Erik didn’t slow down. Didn’t acknowledge the knowing tone in his friend’s voice.
He just moved on pure instinct.
CHAPTER SIXTEEN
“Och, get a hold of yerself, Claricia!”
The chamber door closed with a thud that seemed to echo in Claricia’s very bones, and suddenly the space felt both too large and suffocatingly small all at once.
She stood staring at the oak panels while dust motes danced lazy patterns through the shaft of afternoon light spilling across the floor, her lips still tingling from Erik’s kiss.
I shouldnae be focusin’ on… that. I should be thinkin’ of the dead men!
She pressed her palms flat against the cool wood of the door, trying desperately to steady the breathing that seemed determined to betray her rising panic. Someone wanted her dead. Or captured. The distinction felt rather academic when she was trapped behind those stone walls waiting to discover which fate would find her first.
Her gaze fell on the table by the window, and her breath caught for an entirely different reason.
Books?
At least a dozen of them, their leather spines gleaming rich and inviting in the light, stacked with a care that made something tighten painfully in her chest. She crossed the chamber slowly, fingers trembling as she reached for the nearest volume—poetry, Greek history, a collection of Norse sagas with gilt edges that caught the light like treasure. Everything she’d demanded when she’d been testing him, pushing to see exactly how far his patience would stretch before it snapped.
He remembered…
Beside the books sat a wooden box she hadn’t noticed, and her hands moved without conscious permission, lifting the lid to reveal treasures she’d only dreamed of possessing. Fine brushes with bristles soft as silk. Pigments in colors that stole her breath—lapis lazuli blue deep as twilight over the loch, vermillion, red bright as fresh-spilled blood, gold leaf that caught the light like captured sunshine. Vellum so smooth beneath her fingertips it might have been woven from clouds themselves.
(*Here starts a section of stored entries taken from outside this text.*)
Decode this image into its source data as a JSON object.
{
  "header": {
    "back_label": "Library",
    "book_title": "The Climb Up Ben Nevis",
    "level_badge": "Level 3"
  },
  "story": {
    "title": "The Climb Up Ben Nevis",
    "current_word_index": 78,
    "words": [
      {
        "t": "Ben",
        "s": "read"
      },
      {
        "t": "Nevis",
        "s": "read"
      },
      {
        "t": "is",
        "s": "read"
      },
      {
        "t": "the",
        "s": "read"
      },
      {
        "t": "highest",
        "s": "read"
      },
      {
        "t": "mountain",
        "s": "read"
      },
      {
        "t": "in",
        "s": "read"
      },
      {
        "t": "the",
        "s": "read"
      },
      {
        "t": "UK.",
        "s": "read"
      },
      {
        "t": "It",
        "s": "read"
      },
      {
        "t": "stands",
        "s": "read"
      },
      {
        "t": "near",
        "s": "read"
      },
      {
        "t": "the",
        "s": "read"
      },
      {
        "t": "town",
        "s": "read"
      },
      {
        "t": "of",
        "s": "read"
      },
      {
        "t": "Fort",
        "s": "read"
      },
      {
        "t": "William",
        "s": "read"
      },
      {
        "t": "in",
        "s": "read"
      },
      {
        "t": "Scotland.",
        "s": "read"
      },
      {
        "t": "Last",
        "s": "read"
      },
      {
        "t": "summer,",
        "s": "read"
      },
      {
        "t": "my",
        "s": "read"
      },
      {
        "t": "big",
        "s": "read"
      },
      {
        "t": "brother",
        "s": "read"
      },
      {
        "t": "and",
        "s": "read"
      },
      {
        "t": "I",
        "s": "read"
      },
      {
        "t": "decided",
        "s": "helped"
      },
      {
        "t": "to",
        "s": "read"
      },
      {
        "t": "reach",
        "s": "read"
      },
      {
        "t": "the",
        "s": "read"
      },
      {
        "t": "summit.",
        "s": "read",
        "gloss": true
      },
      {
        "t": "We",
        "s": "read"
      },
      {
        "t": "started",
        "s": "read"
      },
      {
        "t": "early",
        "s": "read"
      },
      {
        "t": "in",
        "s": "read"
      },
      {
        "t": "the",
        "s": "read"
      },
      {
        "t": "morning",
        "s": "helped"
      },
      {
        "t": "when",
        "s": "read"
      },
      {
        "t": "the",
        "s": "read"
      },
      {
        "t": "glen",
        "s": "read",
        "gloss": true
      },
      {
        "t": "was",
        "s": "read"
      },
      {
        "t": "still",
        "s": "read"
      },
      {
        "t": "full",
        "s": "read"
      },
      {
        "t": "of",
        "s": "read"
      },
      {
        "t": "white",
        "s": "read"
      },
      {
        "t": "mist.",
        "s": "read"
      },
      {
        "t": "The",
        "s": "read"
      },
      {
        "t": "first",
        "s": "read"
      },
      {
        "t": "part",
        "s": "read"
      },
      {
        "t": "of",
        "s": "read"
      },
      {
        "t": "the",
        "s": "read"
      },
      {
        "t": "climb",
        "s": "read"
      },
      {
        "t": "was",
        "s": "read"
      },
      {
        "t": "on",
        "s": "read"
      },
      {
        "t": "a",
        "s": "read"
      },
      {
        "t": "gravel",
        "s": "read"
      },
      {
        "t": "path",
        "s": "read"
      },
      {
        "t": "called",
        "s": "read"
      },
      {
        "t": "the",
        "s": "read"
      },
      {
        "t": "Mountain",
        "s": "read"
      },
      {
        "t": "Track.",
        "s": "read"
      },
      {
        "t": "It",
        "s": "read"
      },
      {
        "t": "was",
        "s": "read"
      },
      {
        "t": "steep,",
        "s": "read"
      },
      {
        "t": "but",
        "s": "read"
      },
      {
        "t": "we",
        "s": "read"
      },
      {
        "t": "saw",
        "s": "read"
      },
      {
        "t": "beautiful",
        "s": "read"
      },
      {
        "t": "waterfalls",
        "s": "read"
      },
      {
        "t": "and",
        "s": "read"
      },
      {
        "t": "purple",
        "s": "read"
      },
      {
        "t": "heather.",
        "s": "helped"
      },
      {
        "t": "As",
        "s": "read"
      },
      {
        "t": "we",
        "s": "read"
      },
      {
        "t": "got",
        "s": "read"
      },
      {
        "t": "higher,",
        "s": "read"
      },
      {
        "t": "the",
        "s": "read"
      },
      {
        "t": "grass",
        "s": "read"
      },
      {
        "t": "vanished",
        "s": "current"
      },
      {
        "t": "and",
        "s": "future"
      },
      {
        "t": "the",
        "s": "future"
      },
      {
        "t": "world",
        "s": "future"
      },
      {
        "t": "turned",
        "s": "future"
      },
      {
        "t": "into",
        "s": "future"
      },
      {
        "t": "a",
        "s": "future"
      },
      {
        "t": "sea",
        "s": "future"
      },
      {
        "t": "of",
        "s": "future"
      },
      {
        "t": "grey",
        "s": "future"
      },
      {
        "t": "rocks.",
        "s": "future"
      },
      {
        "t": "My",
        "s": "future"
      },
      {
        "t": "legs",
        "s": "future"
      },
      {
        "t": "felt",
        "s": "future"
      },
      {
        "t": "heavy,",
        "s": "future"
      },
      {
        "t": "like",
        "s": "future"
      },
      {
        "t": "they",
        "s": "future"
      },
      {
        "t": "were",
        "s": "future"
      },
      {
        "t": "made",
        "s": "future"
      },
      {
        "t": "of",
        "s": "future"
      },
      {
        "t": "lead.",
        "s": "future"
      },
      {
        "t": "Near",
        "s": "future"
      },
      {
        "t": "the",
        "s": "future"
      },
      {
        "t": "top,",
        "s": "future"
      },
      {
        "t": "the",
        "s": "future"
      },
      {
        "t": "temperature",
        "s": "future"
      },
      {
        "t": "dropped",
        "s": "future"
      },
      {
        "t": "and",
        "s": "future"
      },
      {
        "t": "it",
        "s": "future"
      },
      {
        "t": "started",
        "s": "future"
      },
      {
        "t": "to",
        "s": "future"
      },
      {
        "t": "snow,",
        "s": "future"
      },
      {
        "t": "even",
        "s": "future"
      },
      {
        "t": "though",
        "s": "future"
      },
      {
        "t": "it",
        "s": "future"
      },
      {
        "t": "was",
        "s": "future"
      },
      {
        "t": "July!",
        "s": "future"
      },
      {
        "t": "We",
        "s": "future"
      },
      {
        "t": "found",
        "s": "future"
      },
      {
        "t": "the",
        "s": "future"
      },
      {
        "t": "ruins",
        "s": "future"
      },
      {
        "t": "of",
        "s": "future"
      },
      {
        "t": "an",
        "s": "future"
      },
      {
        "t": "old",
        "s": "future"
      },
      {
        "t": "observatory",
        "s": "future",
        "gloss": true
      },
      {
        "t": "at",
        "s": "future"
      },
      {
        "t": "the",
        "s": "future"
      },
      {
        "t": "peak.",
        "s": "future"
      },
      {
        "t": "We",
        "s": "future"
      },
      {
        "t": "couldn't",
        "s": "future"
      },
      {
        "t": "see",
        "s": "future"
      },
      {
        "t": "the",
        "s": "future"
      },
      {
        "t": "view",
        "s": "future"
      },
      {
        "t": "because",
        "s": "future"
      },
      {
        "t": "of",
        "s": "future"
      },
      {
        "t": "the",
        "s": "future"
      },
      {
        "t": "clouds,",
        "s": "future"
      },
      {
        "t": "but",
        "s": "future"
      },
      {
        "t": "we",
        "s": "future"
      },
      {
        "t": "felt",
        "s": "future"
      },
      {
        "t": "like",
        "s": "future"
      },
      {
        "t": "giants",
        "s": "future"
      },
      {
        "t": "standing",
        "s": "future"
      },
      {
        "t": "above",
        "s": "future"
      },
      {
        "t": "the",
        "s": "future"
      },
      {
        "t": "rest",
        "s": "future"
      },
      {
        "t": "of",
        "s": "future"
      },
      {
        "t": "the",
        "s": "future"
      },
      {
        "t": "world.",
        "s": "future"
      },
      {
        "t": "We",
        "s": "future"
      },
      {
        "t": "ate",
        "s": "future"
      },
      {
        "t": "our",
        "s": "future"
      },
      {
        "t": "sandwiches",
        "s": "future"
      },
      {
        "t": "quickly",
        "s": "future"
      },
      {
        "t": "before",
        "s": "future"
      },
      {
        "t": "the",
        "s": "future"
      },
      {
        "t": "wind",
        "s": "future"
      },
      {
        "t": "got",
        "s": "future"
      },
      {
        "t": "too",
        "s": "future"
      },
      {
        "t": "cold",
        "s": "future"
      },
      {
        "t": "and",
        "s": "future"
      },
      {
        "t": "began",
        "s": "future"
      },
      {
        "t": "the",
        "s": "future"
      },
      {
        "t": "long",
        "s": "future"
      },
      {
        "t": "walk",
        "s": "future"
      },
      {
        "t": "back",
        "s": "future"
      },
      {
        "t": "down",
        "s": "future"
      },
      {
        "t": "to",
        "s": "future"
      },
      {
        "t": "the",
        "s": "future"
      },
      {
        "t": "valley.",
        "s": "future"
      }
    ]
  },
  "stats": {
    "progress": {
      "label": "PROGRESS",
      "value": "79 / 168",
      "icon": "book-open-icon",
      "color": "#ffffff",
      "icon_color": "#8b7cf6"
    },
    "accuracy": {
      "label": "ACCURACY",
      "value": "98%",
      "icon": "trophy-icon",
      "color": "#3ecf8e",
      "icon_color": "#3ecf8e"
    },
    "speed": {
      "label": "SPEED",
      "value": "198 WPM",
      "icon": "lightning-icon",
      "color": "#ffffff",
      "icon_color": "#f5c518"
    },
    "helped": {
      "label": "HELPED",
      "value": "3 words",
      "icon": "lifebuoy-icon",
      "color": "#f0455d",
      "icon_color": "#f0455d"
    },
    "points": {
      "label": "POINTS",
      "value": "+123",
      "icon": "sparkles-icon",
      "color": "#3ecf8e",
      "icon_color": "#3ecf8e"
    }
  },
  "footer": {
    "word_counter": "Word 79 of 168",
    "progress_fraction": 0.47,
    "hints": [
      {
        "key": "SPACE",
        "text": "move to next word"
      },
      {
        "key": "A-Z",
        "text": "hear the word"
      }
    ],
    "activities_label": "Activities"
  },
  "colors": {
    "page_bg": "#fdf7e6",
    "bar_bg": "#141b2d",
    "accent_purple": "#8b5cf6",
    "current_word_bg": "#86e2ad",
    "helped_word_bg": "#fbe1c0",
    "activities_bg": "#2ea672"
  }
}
A folded parchment lay nestled among the paints like a secret.
I dinnae break promises. —E
“Well… this certainly isnae helpin’,” she whispered. It would be so much easier if he were simply cruel, a monster she could hate without complication or guilt.
Stop lettin’ him under yer skin like he belongs there, Claricia!
But her hands were already pulling out vellum, already reaching for brushes and pigments, and the painting started without thought or permission—as though her body had decided something her stubborn mind refused to acknowledge. Grey eyes took shape first, storm-dark and capable of conveying command or tenderness with the smallest shift of expression. Sharp planes and harder angles, scars cutting through his left eyebrow and across his jaw that somehow made him more compelling rather than less. That mouth, hard as winter stone one moment and devastatingly soft the next.